Review for NeurIPS paper: Model-based Reinforcement Learning for Semi-Markov Decision Processes with Neural ODEs

NeurIPS 2020

Model-based Reinforcement Learning for Semi-Markov Decision Processes with Neural ODEs

Review 1

Summary and Contributions: Authors presented two novel methods for leaning models in SMDP using neural ODE. Their method can model continuous time environment which can be further used to learn policies. Additionally, authors compared their methods with baselines and showed a significant gain in performance.

Strengths: 1. Novelty : I believe the strongest part of the paper is its novelty. Using neural ODE to learn SMDP is novel to the best of my knowledge. And tackling the SMDPs are really important as they are often the case specially in HC cases. 2. Writing : I found the paper very easy to follow and well motivated.

Weaknesses: I think the paper can significantly benefit from an experiment in a larger state space setting. As one of my main concerns is the scalability of using neuralODE for a more sophisticated environments, mainly larger state space. Transferring to environments with different time schedules : This has been mentioned, and emphasized, but I believe there should be an example of a case where this doesn't hold, they mention Atari, but I would like to see an experiment when this doesn't hold.

Correctness: Yes.

Clarity: I believe the paper is well written.

Relation to Prior Work: Yes

Reproducibility: Yes

Additional Feedback: I do wonder what is the application of this in off-policy setting, when you have irregular samples of actions. for example in HC setting and ICU, you'll probably have irregular samples of vital signs, or actions. I would appreciate a comment on that. ## After reading author's feedback I keep my score as it was.

Review 2

Summary and Contributions: The paper proposes a method for utilizing ODEs to represent dynamics for continuous-time decision-making problems with the aim of They also target filling a perceived gap in the literature of Deep RL for continuous-time problems, where most publications are model-free and discretize time if it is continuous. They claim that their approach leads to lower dependence on vast amounts of training data, better performance and that the model-based approach is well-founded. I tend to agree, although this is not exactly my area. I also believe the importance of connecting ODEs and other explicit models is critical for extending RL methods to important problems in physics, chemistry, epidemiology and population modelling.

Strengths: Their use of Neural ODEs seems novel but that is a recently introduced model so it is not surprising. The writing is very clear and the models are described in sufficient detail to be reproduced. Their experimental design and methodology is very nicely done, with increasing complexity of domains that match their claims.

Weaknesses: What they fail to seriously justify or distinguish is why the specific method of Neural ODEs are necessary.
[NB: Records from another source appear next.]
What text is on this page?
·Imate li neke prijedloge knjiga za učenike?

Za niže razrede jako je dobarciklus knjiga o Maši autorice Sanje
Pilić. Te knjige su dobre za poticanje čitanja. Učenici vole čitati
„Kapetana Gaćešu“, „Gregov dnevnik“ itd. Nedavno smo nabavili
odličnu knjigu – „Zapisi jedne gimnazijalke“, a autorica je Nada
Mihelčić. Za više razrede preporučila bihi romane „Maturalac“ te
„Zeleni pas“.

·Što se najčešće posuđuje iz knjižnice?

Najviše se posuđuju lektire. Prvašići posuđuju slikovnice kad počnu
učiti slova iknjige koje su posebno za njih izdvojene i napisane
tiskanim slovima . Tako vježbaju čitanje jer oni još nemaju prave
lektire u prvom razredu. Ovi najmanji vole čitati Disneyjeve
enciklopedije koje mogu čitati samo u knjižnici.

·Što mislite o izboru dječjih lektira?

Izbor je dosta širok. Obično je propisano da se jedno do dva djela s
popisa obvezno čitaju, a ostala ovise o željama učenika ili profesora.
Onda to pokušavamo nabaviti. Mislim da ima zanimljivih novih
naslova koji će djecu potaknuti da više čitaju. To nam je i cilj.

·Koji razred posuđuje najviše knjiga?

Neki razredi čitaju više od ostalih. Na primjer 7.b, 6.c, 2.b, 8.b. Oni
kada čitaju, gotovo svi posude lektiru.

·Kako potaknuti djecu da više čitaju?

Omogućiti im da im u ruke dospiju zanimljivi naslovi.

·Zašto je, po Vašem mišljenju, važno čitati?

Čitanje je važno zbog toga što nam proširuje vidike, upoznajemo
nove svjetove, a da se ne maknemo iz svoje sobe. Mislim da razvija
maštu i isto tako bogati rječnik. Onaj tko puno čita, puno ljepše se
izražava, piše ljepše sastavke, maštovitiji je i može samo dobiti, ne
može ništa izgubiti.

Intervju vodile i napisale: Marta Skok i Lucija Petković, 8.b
It's not even entirely convincing that their use differs from the use of ODEs to define the problem dynamics directly from the RL point of view. There are many papers on using RL to solve ODE problems, isn't any approach that attempts to learn a transition distribution where the simulator or dynamics are based upon ODEs actually a competitor here?

Correctness: Something I find unclear is the role of the latent state z and which parts of the system have access to it. It would be natural to say that the simulator is defined by an ODE, which is unknown to the agent and z is the model approximation that the agent is learning on top of their value function. But the discussion of learning the approximation model P doesn't give me confidence about that separation? does the agent ever have access to z itself or is this a true hidden state from agent's point of view? If the agent is not learning the model P then what does it matter that the ODE underlying it's experience is the "true" ODE from the simulator vs the learned neural ODE?

Clarity: The paper is very well written and each part is clearly described. There are some issues with clarity and motivation at a larger level which I have already commented on in other sections.

Relation to Prior Work: The related literature which is discussed is done well. I think an additional connection to RL approaches to solving ODE problems is very relevant.

Reproducibility: No

Additional Feedback: The rebuttal is appreciated and does clarify things somewhat. My overall review has not changed.

Review 3

Summary and Contributions: This paper proposed to model the continuous-time dynamics of the semi-Markov decision process (SMDP) via neural ordinary differential equations. Experiments across various continuous-time domains demonstrate the efficacy of the proposed methods.

Strengths: 1) The proposed method incorporate action and time into the neural ODE framework to model the continuous-time dynamics of the semi-Markov decision process (SMDP), which is theoretically sound and overcomes shortcomings of existing neural ODEs. 2) Detailed experiments on continuous-time domains demonstrates the superiority of the proposed method in terms of model learning, planning, and robustness for changes in interval times.

Weaknesses: It would be better to extend the x-axis of Fig 4 to longer environment steps to illustrate the performance more clearly. For example, the reward of the latent-ODE in the Swimmer plot seems to decrease at the end of the x-axis, while that of the delta-t RNN is shown to be increasing.

Correctness: No explicit incorrect statements.

Clarity: The paper is written clearly.

Relation to Prior Work: Yes.

Reproducibility: Yes

Additional Feedback: I have read the rebuttal and the author has addressed the issue regarding experiments.